Winter Solstice sunset_S02049

Winter Solstice. The words sparkle like starlight reflecting off snow. They whisper of  the chill of dusk that falls heavily into long night. They hold the glow of windows warmed by firelight and candles, opaque with the steam of hot soup and rich cocoa.  It is year's most mysterious night, when the sun abandons an entire hemisphere and Winter stakes her claim in the frigid void. For thousands of years humankind has sought to chase away the demons of ice and darkness by creating legends and rituals of light: Yule, Saturnalia, Yalda - traditions predating Christianity which celebrate the inexorable march of the seasons.

From the depths of winter's darkness rises the promise of light - this is the great beauty of Solstice. It is a beginning. Each day Winter slips in a moment more of light, as slowly and stealthily as an icicle melting in a minute of January sunshine. But the moments build. Suddenly, about the time you are tying a bow on a box of chocolates for your Valentine, you realize that skies which once dimmed at 4 are still streaked with sunset at 5:30.

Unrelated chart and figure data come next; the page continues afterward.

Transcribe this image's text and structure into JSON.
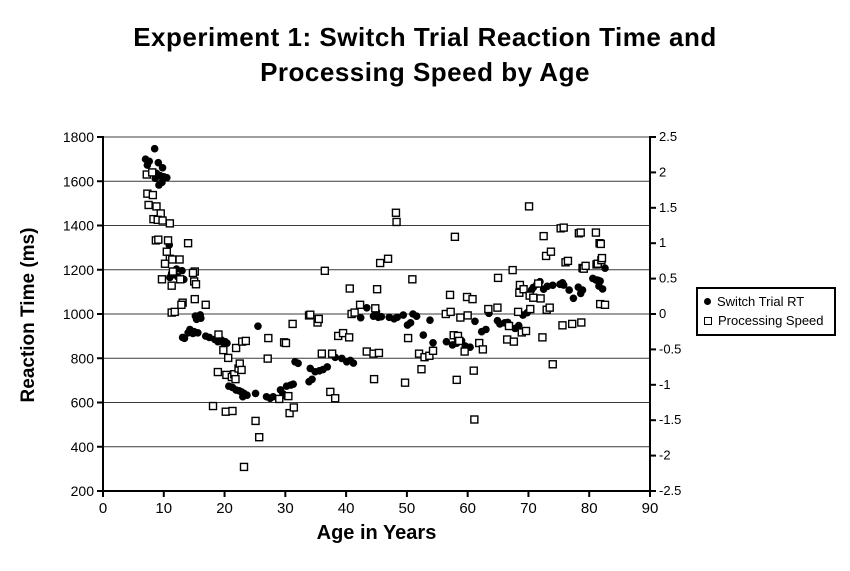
{
  "header": {
    "line1": "Experiment 1: Switch Trial Reaction Time and",
    "line2": "Processing Speed by Age"
  },
  "chart_data": {
    "type": "scatter",
    "title": "Experiment 1: Switch Trial Reaction Time and Processing Speed by Age",
    "xlabel": "Age in Years",
    "ylabel_left": "Reaction Time (ms)",
    "xlim": [
      0,
      90
    ],
    "ylim_left": [
      200,
      1800
    ],
    "ylim_right": [
      -2.5,
      2.5
    ],
    "xticks": [
      0,
      10,
      20,
      30,
      40,
      50,
      60,
      70,
      80,
      90
    ],
    "yticks_left": [
      200,
      400,
      600,
      800,
      1000,
      1200,
      1400,
      1600,
      1800
    ],
    "yticks_right": [
      -2.5,
      -2,
      -1.5,
      -1,
      -0.5,
      0,
      0.5,
      1,
      1.5,
      2,
      2.5
    ],
    "grid": "horizontal",
    "colors": {
      "foreground": "#000000",
      "background": "#ffffff",
      "gridline": "#3c3c3c"
    },
    "legend": {
      "position": "right",
      "entries": [
        {
          "label": "Switch Trial RT",
          "marker": "filled-circle"
        },
        {
          "label": "Processing Speed",
          "marker": "open-square"
        }
      ]
    },
    "series": [
      {
        "name": "Switch Trial RT",
        "axis": "left",
        "marker": "filled-circle",
        "points": [
          [
            7,
            1700
          ],
          [
            7.3,
            1673
          ],
          [
            7.6,
            1690
          ],
          [
            8.2,
            1640
          ],
          [
            8.5,
            1747
          ],
          [
            8.6,
            1613
          ],
          [
            8.8,
            1636
          ],
          [
            9.1,
            1684
          ],
          [
            9.2,
            1583
          ],
          [
            9.4,
            1625
          ],
          [
            9.7,
            1595
          ],
          [
            9.8,
            1661
          ],
          [
            10,
            1620
          ],
          [
            10.5,
            1616
          ],
          [
            10.9,
            1312
          ],
          [
            11,
            1165
          ],
          [
            11.3,
            1184
          ],
          [
            11.5,
            1179
          ],
          [
            12.1,
            1203
          ],
          [
            12.3,
            1168
          ],
          [
            13,
            1196
          ],
          [
            13.3,
            1156
          ],
          [
            13.1,
            894
          ],
          [
            13.4,
            890
          ],
          [
            14,
            915
          ],
          [
            14.3,
            930
          ],
          [
            14.8,
            912
          ],
          [
            15,
            920
          ],
          [
            15.2,
            991
          ],
          [
            15.4,
            976
          ],
          [
            15.6,
            915
          ],
          [
            16,
            996
          ],
          [
            16.1,
            981
          ],
          [
            16.9,
            900
          ],
          [
            17.5,
            894
          ],
          [
            18.4,
            885
          ],
          [
            18.9,
            875
          ],
          [
            19.5,
            882
          ],
          [
            19.8,
            870
          ],
          [
            20.1,
            875
          ],
          [
            20.4,
            868
          ],
          [
            20.7,
            674
          ],
          [
            21.3,
            668
          ],
          [
            21.9,
            656
          ],
          [
            22.4,
            653
          ],
          [
            22.8,
            648
          ],
          [
            23,
            626
          ],
          [
            23.2,
            641
          ],
          [
            23.7,
            633
          ],
          [
            25.1,
            641
          ],
          [
            25.5,
            945
          ],
          [
            26.9,
            626
          ],
          [
            27.5,
            619
          ],
          [
            28,
            626
          ],
          [
            29.2,
            657
          ],
          [
            29.6,
            639
          ],
          [
            30,
            630
          ],
          [
            30.2,
            674
          ],
          [
            30.9,
            679
          ],
          [
            31.3,
            683
          ],
          [
            31.6,
            784
          ],
          [
            32.1,
            777
          ],
          [
            33.9,
            694
          ],
          [
            34.1,
            754
          ],
          [
            34.4,
            705
          ],
          [
            34.9,
            739
          ],
          [
            35.6,
            743
          ],
          [
            36.2,
            749
          ],
          [
            36.9,
            761
          ],
          [
            38.2,
            804
          ],
          [
            39.3,
            799
          ],
          [
            40.1,
            784
          ],
          [
            40.7,
            790
          ],
          [
            41.2,
            778
          ],
          [
            42.4,
            983
          ],
          [
            43.4,
            1028
          ],
          [
            44.5,
            990
          ],
          [
            45,
            1010
          ],
          [
            45.3,
            985
          ],
          [
            45.8,
            988
          ],
          [
            47.1,
            985
          ],
          [
            47.9,
            978
          ],
          [
            48.4,
            985
          ],
          [
            49.4,
            995
          ],
          [
            50.1,
            950
          ],
          [
            50.6,
            960
          ],
          [
            51,
            1000
          ],
          [
            51.6,
            990
          ],
          [
            52.7,
            905
          ],
          [
            53.8,
            972
          ],
          [
            54.3,
            870
          ],
          [
            56.5,
            875
          ],
          [
            57.5,
            860
          ],
          [
            58.2,
            868
          ],
          [
            59,
            879
          ],
          [
            59.6,
            855
          ],
          [
            60.4,
            850
          ],
          [
            61.2,
            967
          ],
          [
            62.3,
            920
          ],
          [
            63,
            930
          ],
          [
            63.5,
            1003
          ],
          [
            64.9,
            970
          ],
          [
            65.3,
            955
          ],
          [
            66.1,
            960
          ],
          [
            66.6,
            962
          ],
          [
            67.8,
            935
          ],
          [
            68.4,
            948
          ],
          [
            69.1,
            995
          ],
          [
            69.8,
            1006
          ],
          [
            70.5,
            1108
          ],
          [
            70.8,
            1120
          ],
          [
            71.4,
            1134
          ],
          [
            71.9,
            1146
          ],
          [
            72.5,
            1112
          ],
          [
            73.1,
            1125
          ],
          [
            74,
            1130
          ],
          [
            75.2,
            1134
          ],
          [
            75.6,
            1141
          ],
          [
            75.8,
            1131
          ],
          [
            76.7,
            1108
          ],
          [
            77.4,
            1071
          ],
          [
            78.2,
            1121
          ],
          [
            78.6,
            1093
          ],
          [
            78.9,
            1108
          ],
          [
            80.6,
            1161
          ],
          [
            81.1,
            1154
          ],
          [
            81.4,
            1153
          ],
          [
            81.6,
            1126
          ],
          [
            81.8,
            1149
          ],
          [
            82.2,
            1113
          ],
          [
            82.6,
            1207
          ]
        ]
      },
      {
        "name": "Processing Speed",
        "axis": "right",
        "marker": "open-square",
        "points": [
          [
            7.2,
            1.97
          ],
          [
            8.1,
            2.0
          ],
          [
            7.3,
            1.7
          ],
          [
            8.2,
            1.68
          ],
          [
            7.5,
            1.54
          ],
          [
            8.8,
            1.52
          ],
          [
            9.5,
            1.42
          ],
          [
            8.3,
            1.34
          ],
          [
            9,
            1.33
          ],
          [
            9.8,
            1.32
          ],
          [
            11,
            1.28
          ],
          [
            8.7,
            1.04
          ],
          [
            9.1,
            1.05
          ],
          [
            10.7,
            1.04
          ],
          [
            14,
            1.0
          ],
          [
            10.5,
            0.88
          ],
          [
            11,
            0.78
          ],
          [
            11.4,
            0.77
          ],
          [
            12.6,
            0.77
          ],
          [
            10.2,
            0.71
          ],
          [
            11.5,
            0.6
          ],
          [
            15.1,
            0.6
          ],
          [
            14.8,
            0.58
          ],
          [
            9.7,
            0.49
          ],
          [
            12.7,
            0.49
          ],
          [
            15,
            0.46
          ],
          [
            11.3,
            0.4
          ],
          [
            15.3,
            0.42
          ],
          [
            13.1,
            0.16
          ],
          [
            15.1,
            0.21
          ],
          [
            16.9,
            0.13
          ],
          [
            11.3,
            0.02
          ],
          [
            11.8,
            0.03
          ],
          [
            12.9,
            0.13
          ],
          [
            18.1,
            -1.3
          ],
          [
            18.9,
            -0.82
          ],
          [
            19,
            -0.29
          ],
          [
            19.8,
            -0.51
          ],
          [
            20.2,
            -1.38
          ],
          [
            20.3,
            -0.86
          ],
          [
            20.6,
            -0.62
          ],
          [
            21.2,
            -0.89
          ],
          [
            21.3,
            -1.37
          ],
          [
            21.6,
            -0.85
          ],
          [
            21.8,
            -0.92
          ],
          [
            21.9,
            -0.48
          ],
          [
            22.3,
            -0.77
          ],
          [
            22.5,
            -0.7
          ],
          [
            22.8,
            -0.79
          ],
          [
            22.9,
            -0.39
          ],
          [
            23.2,
            -2.16
          ],
          [
            23.5,
            -0.38
          ],
          [
            25.1,
            -1.51
          ],
          [
            25.7,
            -1.74
          ],
          [
            27.1,
            -0.63
          ],
          [
            27.2,
            -0.34
          ],
          [
            29,
            -1.2
          ],
          [
            29.8,
            -0.4
          ],
          [
            30.1,
            -0.41
          ],
          [
            30.5,
            -1.16
          ],
          [
            30.7,
            -1.4
          ],
          [
            31.2,
            -0.14
          ],
          [
            31.4,
            -1.32
          ],
          [
            33.9,
            -0.02
          ],
          [
            34.1,
            -0.01
          ],
          [
            35.3,
            -0.12
          ],
          [
            35.5,
            -0.07
          ],
          [
            36,
            -0.56
          ],
          [
            36.5,
            0.61
          ],
          [
            37.4,
            -1.1
          ],
          [
            37.7,
            -0.56
          ],
          [
            38.2,
            -1.19
          ],
          [
            38.7,
            -0.31
          ],
          [
            39.5,
            -0.27
          ],
          [
            40.5,
            -0.33
          ],
          [
            40.6,
            0.36
          ],
          [
            40.9,
            0.0
          ],
          [
            41.4,
            0.02
          ],
          [
            42.3,
            0.13
          ],
          [
            43.4,
            -0.53
          ],
          [
            44.5,
            -0.56
          ],
          [
            44.6,
            -0.92
          ],
          [
            44.8,
            0.08
          ],
          [
            45.1,
            0.35
          ],
          [
            45.4,
            -0.55
          ],
          [
            45.6,
            0.72
          ],
          [
            46.9,
            0.78
          ],
          [
            48.2,
            1.43
          ],
          [
            48.3,
            1.3
          ],
          [
            49.7,
            -0.97
          ],
          [
            50.2,
            -0.34
          ],
          [
            50.9,
            0.49
          ],
          [
            52,
            -0.56
          ],
          [
            52.4,
            -0.78
          ],
          [
            52.9,
            -0.61
          ],
          [
            53.7,
            -0.59
          ],
          [
            54.3,
            -0.52
          ],
          [
            56.4,
            0.0
          ],
          [
            57.1,
            0.27
          ],
          [
            57.2,
            0.03
          ],
          [
            57.7,
            -0.3
          ],
          [
            57.9,
            1.09
          ],
          [
            58.2,
            -0.93
          ],
          [
            58.4,
            -0.31
          ],
          [
            58.6,
            -0.38
          ],
          [
            58.8,
            -0.05
          ],
          [
            59.5,
            -0.53
          ],
          [
            59.9,
            0.24
          ],
          [
            60,
            -0.02
          ],
          [
            60.8,
            0.21
          ],
          [
            61,
            -0.8
          ],
          [
            61.1,
            -1.49
          ],
          [
            61.9,
            -0.41
          ],
          [
            62.5,
            -0.5
          ],
          [
            63.4,
            0.07
          ],
          [
            64.9,
            0.09
          ],
          [
            65,
            0.51
          ],
          [
            66.5,
            -0.36
          ],
          [
            66.8,
            -0.17
          ],
          [
            67.4,
            0.62
          ],
          [
            67.6,
            -0.39
          ],
          [
            68.3,
            0.03
          ],
          [
            68.5,
            0.3
          ],
          [
            68.6,
            0.41
          ],
          [
            68.9,
            -0.26
          ],
          [
            69.2,
            0.35
          ],
          [
            69.6,
            -0.24
          ],
          [
            70.1,
            1.52
          ],
          [
            70.2,
            0.26
          ],
          [
            70.3,
            0.07
          ],
          [
            70.8,
            0.23
          ],
          [
            71.6,
            0.43
          ],
          [
            72,
            0.22
          ],
          [
            72.3,
            -0.33
          ],
          [
            72.5,
            1.1
          ],
          [
            72.9,
            0.82
          ],
          [
            73,
            0.06
          ],
          [
            73.5,
            0.09
          ],
          [
            73.7,
            0.88
          ],
          [
            74,
            -0.71
          ],
          [
            75.3,
            1.21
          ],
          [
            75.6,
            -0.16
          ],
          [
            75.8,
            1.22
          ],
          [
            76.1,
            0.73
          ],
          [
            76.5,
            0.75
          ],
          [
            77.2,
            -0.14
          ],
          [
            78.3,
            1.14
          ],
          [
            78.6,
            1.15
          ],
          [
            78.7,
            -0.12
          ],
          [
            78.9,
            0.65
          ],
          [
            79.1,
            0.64
          ],
          [
            79.4,
            0.68
          ],
          [
            81.1,
            1.15
          ],
          [
            81.2,
            0.7
          ],
          [
            81.4,
            0.71
          ],
          [
            81.7,
            1.0
          ],
          [
            81.8,
            0.14
          ],
          [
            81.9,
            0.99
          ],
          [
            82,
            0.76
          ],
          [
            82.1,
            0.79
          ],
          [
            82.6,
            0.13
          ]
        ]
      }
    ]
  }
}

I vow this year to relish the dark, to delight in the cold, to embrace a season that is as fleeting as Spring. It is the time of year when I can read a novel in an afternoon, curled on the sofa, safe from the descending dark and rain and free from the distractions of sunlight and warmth. The projects I've put off all year suddenly become the only things I want to do- the scrapbooks, the correspondence, practicing the guitar, the all-day cooking sessions, thumbing through my old Italian textbooks, trying to see all the Best Picture Oscar nominees before the March ceremony. Inside things that should be done only when the weather outside is frightful.

Our Christmas tree is brightly lit and festooned with memories in shapes of snowmen, St. Nicholas, reindeer, and shimmering globes, and it lifts my heart when it glows solitary in the darkened room. I have always been anxious to dismantle the tree as soon as the clutter of holiday gifts has been cleared; this year I will leave it to lighten our spirits into the New Year.

I will celebrate this turning point from darkness to light, but promise not to turn so quickly toward Spring that I miss the beauty and mystery shimmering just inside Winter's gloom.